I saved up about 12k over a couple of years in the lead up to maternity with DC1 so that I could take the time off after my mat leave. Then covid hit which meant I didn't spend any of it so was able to roll that over for a second DC until they were 2. However cost of living making it impossible third time round! Will probably have to go back in some part time capacity after 6 months this time! One thing that did help as a band aid along the way was taking up bits and pieces of paid part time/short term work just to keep the coffers topped up as I panic when I have no money. And obviously taking advantage of free childcare from 3 years old. We don't have any real luxuries. DH pays all bills with the rule that if I want anything for myself or the kids I pay for it, which we both find to be pretty fair and equitable as he never spends anything on himself. My DH earns less than a lot of people we know who seem to struggle on 2 incomes as he is exceptionally disciplined with money.

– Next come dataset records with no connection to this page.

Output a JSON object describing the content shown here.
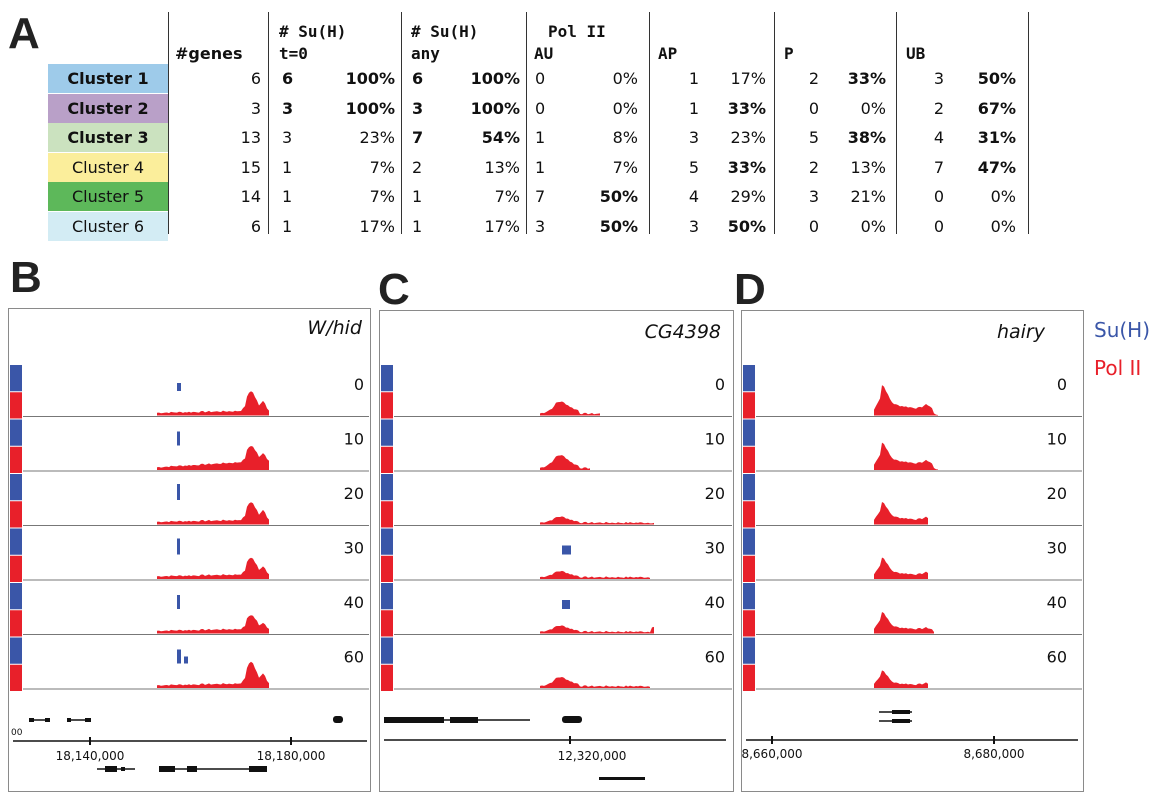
{
  "panels": {
    "A": "A",
    "B": "B",
    "C": "C",
    "D": "D"
  },
  "table": {
    "headers": {
      "genes": "#genes",
      "suh_t0_line1": "# Su(H)",
      "suh_t0_line2": "t=0",
      "suh_any_line1": "# Su(H)",
      "suh_any_line2": "any",
      "polii": "Pol II",
      "au": "AU",
      "ap": "AP",
      "p": "P",
      "ub": "UB"
    },
    "rows": [
      {
        "cluster": "Cluster 1",
        "color": "#9ecbea",
        "bold_name": true,
        "genes": "6",
        "t0_n": "6",
        "t0_p": "100%",
        "t0_b": true,
        "any_n": "6",
        "any_p": "100%",
        "any_b": true,
        "au_n": "0",
        "au_p": "0%",
        "au_b": false,
        "ap_n": "1",
        "ap_p": "17%",
        "ap_b": false,
        "p_n": "2",
        "p_p": "33%",
        "p_b": true,
        "ub_n": "3",
        "ub_p": "50%",
        "ub_b": true
      },
      {
        "cluster": "Cluster 2",
        "color": "#b9a0c8",
        "bold_name": true,
        "genes": "3",
        "t0_n": "3",
        "t0_p": "100%",
        "t0_b": true,
        "any_n": "3",
        "any_p": "100%",
        "any_b": true,
        "au_n": "0",
        "au_p": "0%",
        "au_b": false,
        "ap_n": "1",
        "ap_p": "33%",
        "ap_b": true,
        "p_n": "0",
        "p_p": "0%",
        "p_b": false,
        "ub_n": "2",
        "ub_p": "67%",
        "ub_b": true
      },
      {
        "cluster": "Cluster 3",
        "color": "#cbe2bf",
        "bold_name": true,
        "genes": "13",
        "t0_n": "3",
        "t0_p": "23%",
        "t0_b": false,
        "any_n": "7",
        "any_p": "54%",
        "any_b": true,
        "au_n": "1",
        "au_p": "8%",
        "au_b": false,
        "ap_n": "3",
        "ap_p": "23%",
        "ap_b": false,
        "p_n": "5",
        "p_p": "38%",
        "p_b": true,
        "ub_n": "4",
        "ub_p": "31%",
        "ub_b": true
      },
      {
        "cluster": "Cluster 4",
        "color": "#fbee9b",
        "bold_name": false,
        "genes": "15",
        "t0_n": "1",
        "t0_p": "7%",
        "t0_b": false,
        "any_n": "2",
        "any_p": "13%",
        "any_b": false,
        "au_n": "1",
        "au_p": "7%",
        "au_b": false,
        "ap_n": "5",
        "ap_p": "33%",
        "ap_b": true,
        "p_n": "2",
        "p_p": "13%",
        "p_b": false,
        "ub_n": "7",
        "ub_p": "47%",
        "ub_b": true
      },
      {
        "cluster": "Cluster 5",
        "color": "#5db85a",
        "bold_name": false,
        "genes": "14",
        "t0_n": "1",
        "t0_p": "7%",
        "t0_b": false,
        "any_n": "1",
        "any_p": "7%",
        "any_b": false,
        "au_n": "7",
        "au_p": "50%",
        "au_b": true,
        "ap_n": "4",
        "ap_p": "29%",
        "ap_b": false,
        "p_n": "3",
        "p_p": "21%",
        "p_b": false,
        "ub_n": "0",
        "ub_p": "0%",
        "ub_b": false
      },
      {
        "cluster": "Cluster 6",
        "color": "#d3ecf4",
        "bold_name": false,
        "genes": "6",
        "t0_n": "1",
        "t0_p": "17%",
        "t0_b": false,
        "any_n": "1",
        "any_p": "17%",
        "any_b": false,
        "au_n": "3",
        "au_p": "50%",
        "au_b": true,
        "ap_n": "3",
        "ap_p": "50%",
        "ap_b": true,
        "p_n": "0",
        "p_p": "0%",
        "p_b": false,
        "ub_n": "0",
        "ub_p": "0%",
        "ub_b": false
      }
    ]
  },
  "legend": {
    "suh": "Su(H)",
    "suh_color": "#3a56a8",
    "polii": "Pol II",
    "polii_color": "#e8202a"
  },
  "browsers": [
    {
      "id": "B",
      "gene": "W/hid",
      "timepoints": [
        "0",
        "10",
        "20",
        "30",
        "40",
        "60"
      ],
      "coords": [
        "18,140,000",
        "18,180,000"
      ],
      "edge_label": "00"
    },
    {
      "id": "C",
      "gene": "CG4398",
      "timepoints": [
        "0",
        "10",
        "20",
        "30",
        "40",
        "60"
      ],
      "coords": [
        "12,320,000"
      ]
    },
    {
      "id": "D",
      "gene": "hairy",
      "timepoints": [
        "0",
        "10",
        "20",
        "30",
        "40",
        "60"
      ],
      "coords": [
        "8,660,000",
        "8,680,000"
      ]
    }
  ]
}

Has a spreadsheet showing every pound that leaves his account each month, we wouldn't be able to do it without this discipline.

AnnieKayTee · 04/10/2023 09:01

Childcare costs would be more than what I earnt pre children. I used to work in day nurseries.
I'd end up paying someone more to look after my own children then what I'd be paid looking after other people's!

We do make cutbacks though. No subscriptions/contract phones.
One car bought outright so no lease. Bulk shop and cook to bring food cost down. Love a hand me down and a actively buy second hand rather than new.

crostini · 04/10/2023 09:02

If you weren't working before or didn't earn much, then you don't miss it. And also wouldn't make financial sense to work.
I never bought in much money ore kids and husbands average wage is easy enough to live us, with even enough for holidays and treats. We don't really spend much though, but we never really did before either. It's good to know that we can manage without two wages because any thing I do in the future is a bonus and I have pace and time to figure out what I'd like to do work wise, rather than being pushed into whatever I can find out of necessity

feralunderclass · 04/10/2023 09:11

I wasn't a SAHM out of choice, and income wise we were below the poverty line, but we made do and the dc had a good time. One car (never spent more than £2k buying a car), all clothes/toys from carboot sales or cheap charity shops, did lots of yellow sticker shopping in the evenings. Days out were in parks with a packed lunch or free attractions where we'd meet friends. This was easy for me as I'm very low maintenance and didn't care about having latest anything or buying things for the house.
It seems like things have totally changed now though, the SAHMs I know meet up in coffee shops or paid attractions and that is very expensive. They don't seem to meet in each others houses, which is what we did 15 years ago. And I know very few people now who drive an old car, even families on benefits have a new one on lease, which is a fortune.

Abfab63 · 04/10/2023 09:23

Few factors;

Nursery's fees would entirely cancel out what I could earn (I have two dcs that would need to be in nursery).

DP earns well so can cover the outgoings with his salary.

Lancasterel · 04/10/2023 09:28

I did it for 7 years, a bit easier as it was just before the cost of living crisis, and lots of my friends were also SAHMs… husbands all work in well-paying jobs and none of us had any childcare fees. Surely this question is entirely dependent on family income vs. outgoings - it either stretches far enough or doesn’t!
Now my husband has taken a bit of a pay cut, children are a bit older (KS2) and things cost a lot more 😬 so I work part time.